Meta cuts contractors who report seeing Ray-Ban Meta users having sex



In February, several workers at the company Meta contracted to perform data annotations for Ray-Ban Meta reported seeing sensitive, embarrassing and apparently private footage recorded by the smart glasses. About two months later, Meta terminated its contract with the company.

According to a BBC report today, “less than two months after” a report by Swedish newspapers Svenska Dagbladet and Göteborgs-Posten and Kenya-based independent journalist Naibanui Lipaba, which featured SMA workers complaining about seeing explicit footage filmed from Ray-Ban Metas, “Meta has terminated its contract with SMA.”

Sama is a company headquartered in Kenya that Meta has contracted to carry out data annotation work, including work with video, image and speech annotations for Meta’s AI systems for Ray-Ban Metas. Sama claims that Meta’s cancellation of the contract affected 1,108 workers.

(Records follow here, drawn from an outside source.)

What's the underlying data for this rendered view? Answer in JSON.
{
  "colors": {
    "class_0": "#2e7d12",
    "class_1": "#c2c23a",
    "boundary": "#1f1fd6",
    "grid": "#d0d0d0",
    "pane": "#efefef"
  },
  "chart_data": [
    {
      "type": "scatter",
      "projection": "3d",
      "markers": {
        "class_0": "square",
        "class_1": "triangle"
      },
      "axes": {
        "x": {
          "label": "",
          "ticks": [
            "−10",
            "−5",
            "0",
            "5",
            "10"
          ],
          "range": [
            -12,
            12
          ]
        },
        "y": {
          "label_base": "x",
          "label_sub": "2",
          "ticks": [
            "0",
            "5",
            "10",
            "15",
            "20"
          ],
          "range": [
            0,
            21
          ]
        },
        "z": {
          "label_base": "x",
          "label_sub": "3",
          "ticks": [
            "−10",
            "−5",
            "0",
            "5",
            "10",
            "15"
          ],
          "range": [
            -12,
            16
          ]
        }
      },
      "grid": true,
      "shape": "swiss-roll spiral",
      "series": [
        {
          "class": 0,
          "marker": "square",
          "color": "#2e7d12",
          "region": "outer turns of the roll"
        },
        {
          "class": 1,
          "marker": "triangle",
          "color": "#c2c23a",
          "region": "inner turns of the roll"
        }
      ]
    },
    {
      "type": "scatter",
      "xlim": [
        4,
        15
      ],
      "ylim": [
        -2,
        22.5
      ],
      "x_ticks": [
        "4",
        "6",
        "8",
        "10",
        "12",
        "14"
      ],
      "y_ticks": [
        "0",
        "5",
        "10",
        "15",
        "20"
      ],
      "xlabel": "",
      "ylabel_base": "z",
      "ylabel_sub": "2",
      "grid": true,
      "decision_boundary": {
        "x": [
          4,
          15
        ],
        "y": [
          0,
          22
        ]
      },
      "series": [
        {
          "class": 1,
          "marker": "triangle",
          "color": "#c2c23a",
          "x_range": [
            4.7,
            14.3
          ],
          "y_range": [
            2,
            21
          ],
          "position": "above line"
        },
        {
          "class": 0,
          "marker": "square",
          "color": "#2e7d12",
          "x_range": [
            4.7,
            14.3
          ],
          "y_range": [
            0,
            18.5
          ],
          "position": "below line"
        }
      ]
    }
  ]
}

A Meta spokesman told the BBC that Meta “has decided to end our work with Sama because they do not meet our standards.” Ars Technica reached out to Meta to ask how Sama specifically failed to meet Meta’s expectations, and we will update this article if we hear back. Ars also contacted Sama.

In a statement shared with the BBC, Sama claimed that she was never notified of any failure to meet Meta standards.

The BBC reported that Sama workers believe Meta terminated the contract because workers spoke publicly about seeing Ray-Ban Meta footage of people doing personal actions, such as changing their clothes, having sex, and using the toilet.

Sama said in a joint statement with Ars:

We do not comment on specific client processes or decisions, however, we can confirm that dealing with Meta has ended. Sama has consistently met the required operating, security and quality standards in all our dealings with our customers, and we stand by the integrity of our work. Our focus is on supporting our employees during this transition period while continuing to provide services to our customers.

In a February report, an anonymous Saudi Arabian Monetary Agency employee was quoted as saying, according to machine translation, that “they are just expected to do the work” even when watching private footage.

After Sama’s workers told journalists that they had seen private footage that appeared to have been recorded without the owners of the glasses’ knowledge, Meta responded by stopping work with Sama, a company spokesperson said, according to a BBC report today.